Una telefonata ti può salvare la vita?

“Non credevo potesse essere possibile fino ad ora ma sono stato testimone diretto che sì, una telefonata può salvare la vita a chi si sente abbandonato da tutti. Premetto che abbiamo notato una escalation veramente preoccupante di suicidi tra le Forze dell’Ordine. Il nostro messaggio è di non cedere a questi atti disperati ma di parlare con noi perché noi siamo in grado di ascoltarli ma anche di aiutarli”.

“Le racconto un episodio che mi è capitato mentre ero sul treno di ritorno da una riunione sindacale. Mi squilla il telefono ed era un certo Luigi, guardia costiera, che mi racconta le angherie che gli stavano facendo i colleghi perché era rimasto l’unico a non volersi vaccinare. “Vengo pressato, sono disperato, penso che mi ammazzerò” mi dice. L’ho tenuto al telefono per più di un’ora, fortunatamente la linea non è mai caduta ed alla fine l’ho fatto ragionare e l’ho aiutato a rendersi conto che avrebbe fatto un atto di insana follia spinto da un momento di disperazione. E’ stata un’esperienza che mi ha davvero cambiato la vita. Non lasceremo nessuno privo di un supporto di aiuto. O.S.A. è nata soprattutto per questo. Dare aiuto e speranza di essere aiutati a chi si sente abbandonato dallo Stato e dalle Istituzioni.

Cosa la indigna di più del DL n. 172 sull’obbligo vaccinale?

“Mi preme far capire un concetto.
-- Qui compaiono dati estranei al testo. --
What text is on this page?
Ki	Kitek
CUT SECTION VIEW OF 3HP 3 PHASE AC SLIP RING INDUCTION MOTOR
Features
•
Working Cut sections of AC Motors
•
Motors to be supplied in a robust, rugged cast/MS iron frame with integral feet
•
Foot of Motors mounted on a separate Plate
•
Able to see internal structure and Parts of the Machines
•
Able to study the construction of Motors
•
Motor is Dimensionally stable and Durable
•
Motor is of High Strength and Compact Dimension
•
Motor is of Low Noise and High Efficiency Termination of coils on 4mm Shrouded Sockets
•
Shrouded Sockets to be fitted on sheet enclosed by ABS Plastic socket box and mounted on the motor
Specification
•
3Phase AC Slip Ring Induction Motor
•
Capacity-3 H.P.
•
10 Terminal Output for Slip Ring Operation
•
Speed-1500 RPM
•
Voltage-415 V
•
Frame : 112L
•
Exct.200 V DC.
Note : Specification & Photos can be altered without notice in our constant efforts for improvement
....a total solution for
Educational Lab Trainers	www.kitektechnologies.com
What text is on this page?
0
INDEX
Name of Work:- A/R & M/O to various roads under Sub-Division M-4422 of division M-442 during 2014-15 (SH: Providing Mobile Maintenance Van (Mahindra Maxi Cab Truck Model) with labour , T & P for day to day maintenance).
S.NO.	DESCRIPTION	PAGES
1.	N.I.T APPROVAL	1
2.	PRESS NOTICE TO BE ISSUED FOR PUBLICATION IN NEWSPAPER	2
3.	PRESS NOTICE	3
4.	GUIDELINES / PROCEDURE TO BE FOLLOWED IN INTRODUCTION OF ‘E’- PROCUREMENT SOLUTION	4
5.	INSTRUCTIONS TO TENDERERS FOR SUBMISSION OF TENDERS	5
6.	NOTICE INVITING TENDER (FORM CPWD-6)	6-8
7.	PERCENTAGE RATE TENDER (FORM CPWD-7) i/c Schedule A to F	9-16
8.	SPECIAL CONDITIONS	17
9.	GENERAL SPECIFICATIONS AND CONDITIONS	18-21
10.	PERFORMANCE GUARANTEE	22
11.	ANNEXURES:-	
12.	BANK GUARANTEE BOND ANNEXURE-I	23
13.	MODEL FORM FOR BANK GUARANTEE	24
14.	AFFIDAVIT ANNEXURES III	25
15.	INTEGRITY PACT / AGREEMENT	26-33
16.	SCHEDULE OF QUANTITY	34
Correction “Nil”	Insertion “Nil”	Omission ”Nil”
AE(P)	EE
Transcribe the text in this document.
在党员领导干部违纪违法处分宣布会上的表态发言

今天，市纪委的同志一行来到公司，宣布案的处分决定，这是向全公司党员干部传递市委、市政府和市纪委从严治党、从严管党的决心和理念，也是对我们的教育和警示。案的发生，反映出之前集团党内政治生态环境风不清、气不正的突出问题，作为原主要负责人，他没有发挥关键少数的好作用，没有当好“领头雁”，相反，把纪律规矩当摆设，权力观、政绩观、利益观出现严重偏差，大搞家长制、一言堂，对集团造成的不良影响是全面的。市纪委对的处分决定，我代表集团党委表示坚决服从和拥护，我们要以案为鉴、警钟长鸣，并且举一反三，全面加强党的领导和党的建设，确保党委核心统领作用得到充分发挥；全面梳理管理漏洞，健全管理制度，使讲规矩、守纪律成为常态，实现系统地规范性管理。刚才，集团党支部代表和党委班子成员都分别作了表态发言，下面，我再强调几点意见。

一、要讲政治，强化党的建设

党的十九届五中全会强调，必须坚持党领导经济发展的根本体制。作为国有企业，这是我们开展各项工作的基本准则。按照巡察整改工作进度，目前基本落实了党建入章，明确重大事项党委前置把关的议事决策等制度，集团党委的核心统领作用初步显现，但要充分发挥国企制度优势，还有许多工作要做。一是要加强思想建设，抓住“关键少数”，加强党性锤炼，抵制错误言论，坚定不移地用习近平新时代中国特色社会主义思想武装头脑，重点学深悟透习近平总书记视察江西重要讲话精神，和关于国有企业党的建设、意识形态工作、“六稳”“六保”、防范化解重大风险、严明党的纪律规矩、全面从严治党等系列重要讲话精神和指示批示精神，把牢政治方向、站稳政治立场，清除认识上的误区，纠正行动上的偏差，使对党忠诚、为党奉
Noi non capiamo perché, dopo che tutti questi colleghi che oggi non si vogliono vaccinare, hanno dato la vita alla nazione, sono stati addestrati e preparati a livelli di altissima professionalità, oggi li lasciamo a casa, li sospendiamo dal lavoro perché hanno scelto di non essere vaccinati. E tutto questo dopo che, lo scorso anno, non avevamo le protezioni adeguate, operavamo senza mascherine e ci siamo infettati e siamo anche guariti perché siamo forti e giovani. Sapevamo di poterci infettare per fare al massimo il nostro lavoro e l’abbiamo fatto per dovere anche se non avevamo nulla per proteggerci!”

“Ed ora il governo ci ritiene dei reietti da buttare via? E’ scandaloso, è disumano ed è anche anticostituzionale. La situazione è veramente grave a livello nazionale. Sono al corrente che numerosi colleghi di Polizia si stanno licenziando e stanno lasciando l’Italia per la Spagna. E non si tratta di gente che è prossima alla pensione ma di gente che ha deciso con coraggio di non voler vivere in un clima da regime discriminatorio, per non dire peggio. Prima questo era il Paese delle Libertà ora è diventato il Paese della Discriminazione!”.

Farete una battaglia legale?

“Sicuramente, è quello che abbiamo programmato. E’ gravissimo che le persone che non hanno un rischio biologico specifico, ma generico, vengano obbligate a farsi somministrare un farmaco che non vogliono. Ed è scandaloso che la circolare del Ministero lasci senza soldi i colleghi che sono in aspettativa per due anni per accudire i figli portatori di handicap. Ma se il collega che accudisce il figlio non viene al lavoro, perché deve vaccinarsi? Inoltre, l’Associazione O.S.A, trova scandaloso che i danneggiati da vaccino siano stati relegati in un vicoletto di Roma e non siano stati ricevuti dal Ministero della Salute come aveva richiesto l’avvocato Erich Grimaldi in rappresentanza dei suoi assistiti. E’ questa la palese dimostrazione di come al governo interessi soltanto la campagna vaccinale senza prendersi cura di chi, fidandosi del governo, ne è rimasto scottato”.